I have an electrophysiology signal, which is time-based. It basically measures neural activity in the form of potential differences over time.
The noise in this signal is assumed to be a random background noise caused by the device electronics and is assumed to have a normal (i.e., Gaussian) distribution (based on previous literature) and it is supposed to be stationary. Below I have added some plots that show a raw sweep (2.3 ms of recording per sweep, sample rate= 56k, 127 points were stored), the histogram of the values, and the FFT.
In answer to the answer below: I am fairly confident we can assume normally distributed data, since it's a bell shape. However, The FFT is not flat as answerer suggests it should be when normally distributed. However, we only have a few ms of data, which may complicate this type of analysis.
Assuming a normal distribution, theoretically, doubling the number of sweeps and averaging them should reduce the noise by a factor of the square root of $2$ (about $~1.41$). This kind of signal averaging to reduce random background noise is called ensemble averaging.
Now, I have a recording (without a signal, just background) and I have determined the noise level at $1$, $2$, $4$, $8$ and $16$ averages.

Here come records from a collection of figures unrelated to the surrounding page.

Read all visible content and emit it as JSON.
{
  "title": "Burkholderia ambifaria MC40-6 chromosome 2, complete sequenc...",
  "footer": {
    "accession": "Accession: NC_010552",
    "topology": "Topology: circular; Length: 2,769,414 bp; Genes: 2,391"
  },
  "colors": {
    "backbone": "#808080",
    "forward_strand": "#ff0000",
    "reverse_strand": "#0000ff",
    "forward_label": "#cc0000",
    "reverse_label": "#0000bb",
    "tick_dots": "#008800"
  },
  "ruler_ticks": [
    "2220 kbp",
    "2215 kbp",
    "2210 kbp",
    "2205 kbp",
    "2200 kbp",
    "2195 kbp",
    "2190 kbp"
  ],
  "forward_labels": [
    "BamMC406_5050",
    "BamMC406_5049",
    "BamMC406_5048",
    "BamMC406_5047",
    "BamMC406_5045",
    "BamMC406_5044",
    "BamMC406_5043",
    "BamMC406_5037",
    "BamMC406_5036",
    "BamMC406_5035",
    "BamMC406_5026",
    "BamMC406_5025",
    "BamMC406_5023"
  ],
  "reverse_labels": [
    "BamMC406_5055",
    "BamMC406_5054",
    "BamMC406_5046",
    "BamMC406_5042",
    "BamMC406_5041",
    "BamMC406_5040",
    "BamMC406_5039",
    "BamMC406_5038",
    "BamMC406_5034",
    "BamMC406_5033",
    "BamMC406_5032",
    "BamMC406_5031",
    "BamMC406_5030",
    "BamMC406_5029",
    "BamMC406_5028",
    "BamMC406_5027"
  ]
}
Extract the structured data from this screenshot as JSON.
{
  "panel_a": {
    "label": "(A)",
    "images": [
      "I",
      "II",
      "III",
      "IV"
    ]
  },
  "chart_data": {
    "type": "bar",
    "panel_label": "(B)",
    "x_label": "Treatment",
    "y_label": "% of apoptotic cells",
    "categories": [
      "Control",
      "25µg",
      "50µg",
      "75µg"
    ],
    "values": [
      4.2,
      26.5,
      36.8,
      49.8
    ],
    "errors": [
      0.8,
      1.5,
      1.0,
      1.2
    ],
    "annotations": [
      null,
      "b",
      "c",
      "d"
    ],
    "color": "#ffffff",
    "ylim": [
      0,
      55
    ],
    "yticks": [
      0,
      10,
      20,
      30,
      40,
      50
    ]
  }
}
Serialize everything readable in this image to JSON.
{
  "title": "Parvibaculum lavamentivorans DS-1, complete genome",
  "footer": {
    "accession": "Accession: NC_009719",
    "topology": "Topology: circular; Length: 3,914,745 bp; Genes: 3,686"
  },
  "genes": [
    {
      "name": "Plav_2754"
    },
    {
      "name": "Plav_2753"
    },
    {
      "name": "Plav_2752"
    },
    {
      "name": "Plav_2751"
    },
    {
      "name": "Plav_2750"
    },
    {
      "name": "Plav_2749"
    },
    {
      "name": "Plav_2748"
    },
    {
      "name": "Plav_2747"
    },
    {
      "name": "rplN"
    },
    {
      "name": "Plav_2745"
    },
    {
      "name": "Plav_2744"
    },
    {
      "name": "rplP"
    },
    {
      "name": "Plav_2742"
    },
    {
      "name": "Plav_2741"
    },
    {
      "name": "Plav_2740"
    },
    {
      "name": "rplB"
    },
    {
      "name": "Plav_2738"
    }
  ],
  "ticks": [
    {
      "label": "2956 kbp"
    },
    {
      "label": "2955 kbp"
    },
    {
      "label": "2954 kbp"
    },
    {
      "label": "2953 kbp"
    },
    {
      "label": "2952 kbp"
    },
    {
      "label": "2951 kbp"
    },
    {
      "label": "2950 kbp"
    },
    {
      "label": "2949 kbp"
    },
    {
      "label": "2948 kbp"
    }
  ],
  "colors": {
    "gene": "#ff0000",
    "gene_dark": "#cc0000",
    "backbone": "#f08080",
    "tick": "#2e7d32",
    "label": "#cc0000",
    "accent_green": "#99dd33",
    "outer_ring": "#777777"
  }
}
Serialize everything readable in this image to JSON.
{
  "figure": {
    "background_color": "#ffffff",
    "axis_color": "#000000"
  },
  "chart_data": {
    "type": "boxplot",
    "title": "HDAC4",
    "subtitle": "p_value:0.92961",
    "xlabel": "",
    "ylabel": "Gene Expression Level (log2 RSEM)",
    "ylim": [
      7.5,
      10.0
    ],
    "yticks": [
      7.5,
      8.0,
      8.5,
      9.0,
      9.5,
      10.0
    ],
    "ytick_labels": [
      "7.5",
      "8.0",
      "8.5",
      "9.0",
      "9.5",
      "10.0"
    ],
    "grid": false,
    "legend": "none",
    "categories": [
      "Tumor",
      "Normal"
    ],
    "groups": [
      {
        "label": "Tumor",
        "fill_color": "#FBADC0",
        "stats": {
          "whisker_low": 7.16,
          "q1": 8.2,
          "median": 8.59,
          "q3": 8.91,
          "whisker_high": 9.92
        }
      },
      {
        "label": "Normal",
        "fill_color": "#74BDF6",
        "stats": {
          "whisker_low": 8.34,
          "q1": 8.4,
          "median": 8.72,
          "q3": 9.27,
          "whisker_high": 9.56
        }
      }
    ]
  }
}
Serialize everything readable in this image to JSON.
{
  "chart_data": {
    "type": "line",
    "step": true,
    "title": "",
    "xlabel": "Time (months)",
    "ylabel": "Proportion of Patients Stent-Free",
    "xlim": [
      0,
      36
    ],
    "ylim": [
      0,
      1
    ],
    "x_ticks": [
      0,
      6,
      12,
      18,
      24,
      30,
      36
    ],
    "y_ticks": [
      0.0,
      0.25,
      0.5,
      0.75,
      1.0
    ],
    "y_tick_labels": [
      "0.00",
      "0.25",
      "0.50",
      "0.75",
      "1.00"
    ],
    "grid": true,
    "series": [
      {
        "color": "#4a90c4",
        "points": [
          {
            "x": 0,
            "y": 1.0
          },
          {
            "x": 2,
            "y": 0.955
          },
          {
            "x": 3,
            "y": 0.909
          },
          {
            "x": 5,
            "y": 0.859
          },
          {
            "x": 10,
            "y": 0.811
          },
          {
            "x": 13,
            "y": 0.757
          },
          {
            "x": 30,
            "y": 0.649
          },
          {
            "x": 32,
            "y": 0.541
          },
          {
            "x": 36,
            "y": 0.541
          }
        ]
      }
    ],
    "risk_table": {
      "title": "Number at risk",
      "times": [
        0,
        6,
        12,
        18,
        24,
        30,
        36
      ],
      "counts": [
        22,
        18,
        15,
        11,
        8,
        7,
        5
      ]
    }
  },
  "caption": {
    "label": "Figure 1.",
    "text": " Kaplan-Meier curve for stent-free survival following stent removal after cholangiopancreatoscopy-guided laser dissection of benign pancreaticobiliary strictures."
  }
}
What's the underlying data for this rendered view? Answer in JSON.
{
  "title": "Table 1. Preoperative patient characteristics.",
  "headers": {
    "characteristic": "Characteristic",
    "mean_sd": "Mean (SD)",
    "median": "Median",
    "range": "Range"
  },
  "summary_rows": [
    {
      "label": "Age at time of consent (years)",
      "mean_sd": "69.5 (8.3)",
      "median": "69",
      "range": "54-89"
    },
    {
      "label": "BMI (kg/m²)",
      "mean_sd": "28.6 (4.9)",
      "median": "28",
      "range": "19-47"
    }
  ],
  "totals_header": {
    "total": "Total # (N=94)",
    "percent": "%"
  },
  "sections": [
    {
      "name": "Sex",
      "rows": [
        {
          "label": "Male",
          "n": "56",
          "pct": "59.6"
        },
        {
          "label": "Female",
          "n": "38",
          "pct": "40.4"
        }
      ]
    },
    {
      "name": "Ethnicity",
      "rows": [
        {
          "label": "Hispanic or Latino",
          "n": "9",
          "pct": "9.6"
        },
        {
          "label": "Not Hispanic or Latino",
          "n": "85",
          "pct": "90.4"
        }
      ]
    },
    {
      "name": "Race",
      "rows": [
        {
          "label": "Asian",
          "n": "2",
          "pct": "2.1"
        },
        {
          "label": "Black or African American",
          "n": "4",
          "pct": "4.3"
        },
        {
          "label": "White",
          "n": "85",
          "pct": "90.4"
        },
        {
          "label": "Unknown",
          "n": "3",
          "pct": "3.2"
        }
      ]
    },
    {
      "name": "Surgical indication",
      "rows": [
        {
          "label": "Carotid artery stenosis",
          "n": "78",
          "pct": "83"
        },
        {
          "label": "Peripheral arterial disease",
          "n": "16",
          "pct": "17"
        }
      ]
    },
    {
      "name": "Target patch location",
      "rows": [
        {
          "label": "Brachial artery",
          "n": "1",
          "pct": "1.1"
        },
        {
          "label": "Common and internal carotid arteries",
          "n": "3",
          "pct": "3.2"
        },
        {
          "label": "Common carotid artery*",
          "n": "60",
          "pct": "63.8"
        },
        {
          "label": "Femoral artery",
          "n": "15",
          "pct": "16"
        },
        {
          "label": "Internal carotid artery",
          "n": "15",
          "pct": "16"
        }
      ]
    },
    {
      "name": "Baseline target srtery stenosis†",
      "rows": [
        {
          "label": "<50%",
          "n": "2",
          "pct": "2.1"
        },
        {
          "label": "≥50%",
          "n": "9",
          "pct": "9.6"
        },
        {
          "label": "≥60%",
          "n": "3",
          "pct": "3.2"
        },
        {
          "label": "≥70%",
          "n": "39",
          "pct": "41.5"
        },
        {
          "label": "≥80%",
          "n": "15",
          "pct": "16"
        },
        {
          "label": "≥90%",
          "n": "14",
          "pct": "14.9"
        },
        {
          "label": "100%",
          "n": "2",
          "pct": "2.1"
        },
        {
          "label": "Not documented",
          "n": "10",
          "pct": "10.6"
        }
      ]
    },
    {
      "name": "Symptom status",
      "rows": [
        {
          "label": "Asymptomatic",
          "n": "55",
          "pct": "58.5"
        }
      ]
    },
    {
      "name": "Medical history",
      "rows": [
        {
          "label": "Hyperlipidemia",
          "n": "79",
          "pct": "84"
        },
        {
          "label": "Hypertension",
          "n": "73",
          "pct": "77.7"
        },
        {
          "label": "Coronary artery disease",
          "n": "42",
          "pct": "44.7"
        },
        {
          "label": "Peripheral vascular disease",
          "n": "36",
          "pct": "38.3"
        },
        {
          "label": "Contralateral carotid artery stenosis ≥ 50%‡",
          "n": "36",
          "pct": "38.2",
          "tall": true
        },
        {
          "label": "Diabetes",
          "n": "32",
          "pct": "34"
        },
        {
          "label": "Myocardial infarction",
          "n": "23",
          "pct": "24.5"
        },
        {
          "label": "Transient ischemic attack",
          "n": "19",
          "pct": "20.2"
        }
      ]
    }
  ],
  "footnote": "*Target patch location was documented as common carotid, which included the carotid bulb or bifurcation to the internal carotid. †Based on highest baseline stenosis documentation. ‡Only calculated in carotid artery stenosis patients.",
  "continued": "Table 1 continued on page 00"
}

Edit: This was done by re-recording the background noise and determining the average with MATLAB, in the format B = mean(A1,A2)
, with Ai
being a vector with a time-based signal.
Noise level was defined as the standard deviation of the sweep. When I determine the factor of improvement between these averages, i.e., 2 vs 1, 4 vs 2, 8 vs 4, and 16 vs 8, I find the factors $1.4$, $2.5$, $2.5$ and $2.3$, respectively. These improvement factors were simply calculated by determining the ratio between SD$n$ / SD$2n$, with $n$ being the number of averaged sweeps.
The factors I find are averages across 31 electrodes measured in a total of N = 13 people. In other words, it's consistent across trials and 13 different devices. I didn't do stats, but I bet the latter three improvements are significantly $> 1.41$.
Why is the noise reduction higher than the theoretical 1.41 when doubling my sweeps from 2 to 4, from 4 to 8, and 8 to 16?